Wang Xiaochuan, Zhang Bo, Wang Fei, Bao Tao, Lu Zhiqing, Bao Jiawei
China Ship Scientific Research Center, Wuxi, China.
Taihu Laboratory of Deepsea Technology Science, Wuxi, China.
PLoS One. 2025 Jul 7;20(7):e0327694. doi: 10.1371/journal.pone.0327694. eCollection 2025.
Traditional uncertainty sampling methods in active learning often neglect category information, leading to imbalanced sample selection in multi-class computer vision tasks. Our approach integrates category information with uncertainty sampling through a novel active learning framework to address this limitation. Our method employs a pre-trained VGG16 architecture and cosine similarity metrics to efficiently extract category features without requiring additional model training. The framework combines these features with traditional uncertainty measures to ensure balanced sampling across classes while maintaining computational efficiency. Extensive experiments across both object detection and image classification tasks validate our method's effectiveness. For object detection, our approach achieves competitive mAP scores while ensuring balanced category representation. For image classification, our method achieves accuracy comparable to state-of-the-art approaches while reducing computational overhead by up to 80%. The results validate our approach's ability to balance sampling efficiency with dataset representativeness across different computer vision tasks. This work offers a practical, efficient solution for large-scale data annotation in domains with limited labeled data and diverse class distributions.
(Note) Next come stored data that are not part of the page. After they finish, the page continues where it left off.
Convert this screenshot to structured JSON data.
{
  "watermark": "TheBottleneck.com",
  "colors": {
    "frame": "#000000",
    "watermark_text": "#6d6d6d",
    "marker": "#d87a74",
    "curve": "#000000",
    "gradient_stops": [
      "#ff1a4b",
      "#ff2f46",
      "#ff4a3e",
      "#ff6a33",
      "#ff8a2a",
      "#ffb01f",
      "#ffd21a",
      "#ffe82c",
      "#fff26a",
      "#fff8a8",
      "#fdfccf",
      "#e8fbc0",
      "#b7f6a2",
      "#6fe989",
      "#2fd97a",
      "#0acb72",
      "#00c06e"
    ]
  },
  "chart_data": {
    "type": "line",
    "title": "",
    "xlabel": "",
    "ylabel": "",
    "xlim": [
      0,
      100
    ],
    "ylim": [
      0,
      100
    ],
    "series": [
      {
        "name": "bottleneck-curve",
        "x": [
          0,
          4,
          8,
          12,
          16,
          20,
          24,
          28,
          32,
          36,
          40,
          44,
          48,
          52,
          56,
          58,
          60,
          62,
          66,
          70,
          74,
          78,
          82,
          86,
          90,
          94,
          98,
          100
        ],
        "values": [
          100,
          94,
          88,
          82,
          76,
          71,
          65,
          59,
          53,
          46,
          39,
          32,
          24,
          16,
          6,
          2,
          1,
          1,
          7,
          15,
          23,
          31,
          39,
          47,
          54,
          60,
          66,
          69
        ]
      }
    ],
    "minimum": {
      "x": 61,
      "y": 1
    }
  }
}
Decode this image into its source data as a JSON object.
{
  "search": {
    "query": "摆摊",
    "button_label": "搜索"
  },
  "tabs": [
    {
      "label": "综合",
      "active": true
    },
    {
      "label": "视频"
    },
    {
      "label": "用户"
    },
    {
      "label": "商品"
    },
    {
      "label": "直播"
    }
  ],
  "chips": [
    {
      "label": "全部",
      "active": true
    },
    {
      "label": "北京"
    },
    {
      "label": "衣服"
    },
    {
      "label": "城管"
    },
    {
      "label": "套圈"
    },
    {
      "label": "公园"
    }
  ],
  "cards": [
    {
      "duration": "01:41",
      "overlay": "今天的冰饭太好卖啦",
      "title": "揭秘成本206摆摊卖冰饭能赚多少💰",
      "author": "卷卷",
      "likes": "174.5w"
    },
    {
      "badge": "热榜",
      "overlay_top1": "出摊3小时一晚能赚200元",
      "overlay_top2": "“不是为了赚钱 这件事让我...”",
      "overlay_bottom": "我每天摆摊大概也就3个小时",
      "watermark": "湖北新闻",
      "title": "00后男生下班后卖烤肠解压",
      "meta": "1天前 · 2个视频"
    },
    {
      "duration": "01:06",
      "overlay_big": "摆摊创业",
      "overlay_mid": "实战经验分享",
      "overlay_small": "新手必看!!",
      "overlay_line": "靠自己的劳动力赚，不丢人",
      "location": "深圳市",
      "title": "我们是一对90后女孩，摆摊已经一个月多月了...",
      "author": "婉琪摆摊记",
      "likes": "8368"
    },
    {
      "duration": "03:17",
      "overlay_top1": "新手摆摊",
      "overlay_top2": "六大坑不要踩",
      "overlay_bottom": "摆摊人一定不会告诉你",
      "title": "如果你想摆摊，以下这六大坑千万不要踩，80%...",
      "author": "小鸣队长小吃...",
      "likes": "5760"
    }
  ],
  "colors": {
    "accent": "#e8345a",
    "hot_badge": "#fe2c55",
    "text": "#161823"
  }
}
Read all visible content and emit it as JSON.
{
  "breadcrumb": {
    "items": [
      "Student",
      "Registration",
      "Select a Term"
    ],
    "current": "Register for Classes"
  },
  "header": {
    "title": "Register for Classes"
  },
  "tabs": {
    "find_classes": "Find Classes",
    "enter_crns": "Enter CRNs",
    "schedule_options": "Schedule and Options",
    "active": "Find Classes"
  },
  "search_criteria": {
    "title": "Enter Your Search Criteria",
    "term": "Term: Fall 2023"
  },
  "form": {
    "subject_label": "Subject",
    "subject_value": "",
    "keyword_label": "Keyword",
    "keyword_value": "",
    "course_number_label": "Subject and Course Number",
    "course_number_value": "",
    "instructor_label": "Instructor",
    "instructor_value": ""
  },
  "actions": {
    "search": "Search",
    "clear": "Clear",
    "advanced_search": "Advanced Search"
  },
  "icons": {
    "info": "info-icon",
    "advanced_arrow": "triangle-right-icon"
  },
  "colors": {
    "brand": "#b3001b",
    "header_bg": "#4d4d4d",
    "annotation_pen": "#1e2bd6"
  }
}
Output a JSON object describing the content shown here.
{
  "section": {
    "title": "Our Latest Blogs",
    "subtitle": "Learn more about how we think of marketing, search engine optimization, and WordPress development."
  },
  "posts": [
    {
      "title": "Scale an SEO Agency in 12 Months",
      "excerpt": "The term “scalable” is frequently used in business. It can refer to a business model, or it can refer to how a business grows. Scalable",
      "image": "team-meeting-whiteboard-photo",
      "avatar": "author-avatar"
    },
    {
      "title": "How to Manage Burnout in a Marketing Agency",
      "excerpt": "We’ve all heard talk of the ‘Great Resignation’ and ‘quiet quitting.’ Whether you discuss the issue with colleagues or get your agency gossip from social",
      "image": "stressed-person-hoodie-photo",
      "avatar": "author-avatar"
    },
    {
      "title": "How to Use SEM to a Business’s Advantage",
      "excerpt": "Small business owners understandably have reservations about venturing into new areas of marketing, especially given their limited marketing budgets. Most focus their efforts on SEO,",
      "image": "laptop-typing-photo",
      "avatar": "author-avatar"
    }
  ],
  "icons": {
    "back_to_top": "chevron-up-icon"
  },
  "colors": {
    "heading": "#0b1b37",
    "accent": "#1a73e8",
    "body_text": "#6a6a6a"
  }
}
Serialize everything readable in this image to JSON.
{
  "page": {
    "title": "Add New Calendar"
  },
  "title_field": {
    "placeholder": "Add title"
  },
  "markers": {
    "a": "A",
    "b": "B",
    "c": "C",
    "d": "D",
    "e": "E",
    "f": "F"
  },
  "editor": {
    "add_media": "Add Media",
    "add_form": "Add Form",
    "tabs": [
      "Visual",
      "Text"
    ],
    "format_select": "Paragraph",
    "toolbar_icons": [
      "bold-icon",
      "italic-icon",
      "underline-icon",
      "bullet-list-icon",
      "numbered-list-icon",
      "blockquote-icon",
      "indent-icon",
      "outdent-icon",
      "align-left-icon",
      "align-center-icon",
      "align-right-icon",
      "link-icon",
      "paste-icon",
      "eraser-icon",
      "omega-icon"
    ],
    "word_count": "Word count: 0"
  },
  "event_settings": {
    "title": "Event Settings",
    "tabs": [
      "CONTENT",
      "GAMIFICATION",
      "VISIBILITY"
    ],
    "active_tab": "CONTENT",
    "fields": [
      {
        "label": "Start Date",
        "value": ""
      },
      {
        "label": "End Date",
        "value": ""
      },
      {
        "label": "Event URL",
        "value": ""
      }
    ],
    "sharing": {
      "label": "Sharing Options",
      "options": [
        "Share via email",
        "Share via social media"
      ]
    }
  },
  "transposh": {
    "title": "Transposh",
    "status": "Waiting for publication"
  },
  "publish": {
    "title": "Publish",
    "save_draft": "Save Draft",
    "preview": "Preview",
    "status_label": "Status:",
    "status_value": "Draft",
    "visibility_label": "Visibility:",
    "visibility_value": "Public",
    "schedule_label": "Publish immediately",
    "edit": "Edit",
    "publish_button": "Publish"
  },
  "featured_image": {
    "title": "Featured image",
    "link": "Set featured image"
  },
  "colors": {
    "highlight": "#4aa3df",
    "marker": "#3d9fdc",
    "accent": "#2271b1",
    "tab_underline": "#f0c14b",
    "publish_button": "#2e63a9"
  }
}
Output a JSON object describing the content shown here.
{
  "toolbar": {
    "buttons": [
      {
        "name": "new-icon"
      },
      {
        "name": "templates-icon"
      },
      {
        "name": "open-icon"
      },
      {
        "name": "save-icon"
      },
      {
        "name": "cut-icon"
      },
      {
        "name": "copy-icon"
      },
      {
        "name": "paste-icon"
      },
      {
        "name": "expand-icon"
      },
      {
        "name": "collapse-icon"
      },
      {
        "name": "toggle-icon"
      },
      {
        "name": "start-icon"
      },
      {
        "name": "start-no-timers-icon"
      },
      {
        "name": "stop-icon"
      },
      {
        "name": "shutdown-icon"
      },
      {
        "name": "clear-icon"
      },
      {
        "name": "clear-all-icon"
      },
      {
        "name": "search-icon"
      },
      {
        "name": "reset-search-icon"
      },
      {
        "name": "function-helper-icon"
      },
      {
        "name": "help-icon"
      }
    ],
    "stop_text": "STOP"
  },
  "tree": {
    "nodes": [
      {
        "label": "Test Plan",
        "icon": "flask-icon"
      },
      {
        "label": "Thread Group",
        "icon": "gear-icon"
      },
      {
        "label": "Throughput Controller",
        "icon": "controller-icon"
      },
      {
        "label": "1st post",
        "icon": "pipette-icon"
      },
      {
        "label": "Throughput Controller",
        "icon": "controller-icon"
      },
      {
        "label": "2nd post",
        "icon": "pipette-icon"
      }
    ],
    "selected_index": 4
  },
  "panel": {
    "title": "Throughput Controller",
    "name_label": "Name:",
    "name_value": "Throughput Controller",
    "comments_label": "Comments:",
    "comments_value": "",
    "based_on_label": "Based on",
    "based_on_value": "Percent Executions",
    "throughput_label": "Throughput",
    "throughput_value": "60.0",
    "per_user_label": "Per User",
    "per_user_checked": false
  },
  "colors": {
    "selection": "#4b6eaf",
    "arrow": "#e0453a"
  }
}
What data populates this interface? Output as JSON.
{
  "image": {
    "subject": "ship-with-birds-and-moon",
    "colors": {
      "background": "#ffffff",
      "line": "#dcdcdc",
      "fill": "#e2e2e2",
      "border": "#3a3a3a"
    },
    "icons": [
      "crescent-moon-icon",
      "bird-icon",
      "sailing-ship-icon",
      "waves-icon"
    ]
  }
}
主动学习中的传统不确定性采样方法在多类计算机视觉任务中常常忽略类别信息,导致样本选择不均衡。我们的方法通过一个新颖的主动学习框架将类别信息与不确定性采样相结合,以解决这一局限性。我们的方法采用预训练的VGG1,6架构和余弦相似性度量,无需额外的模型训练就能有效地提取类别特征。该框架将这些特征与传统的不确定性度量相结合,以确保在保持计算效率的同时跨类别进行均衡采样。在目标检测和图像分类任务上进行的大量实验验证了我们方法的有效性。对于目标检测而言,我们的方法在确保类别表示均衡的同时取得了具有竞争力的平均精度均值(mAP)分数。对于图像分类,我们的方法在将计算开销降低多达80%的情况下,实现了与最先进方法相当的准确率。这些结果验证了我们的方法在不同计算机视觉任务中平衡采样效率与数据集代表性的能力。这项工作为在标记数据有限且类别分布多样的领域中进行大规模数据标注提供了一个实用、高效的解决方案。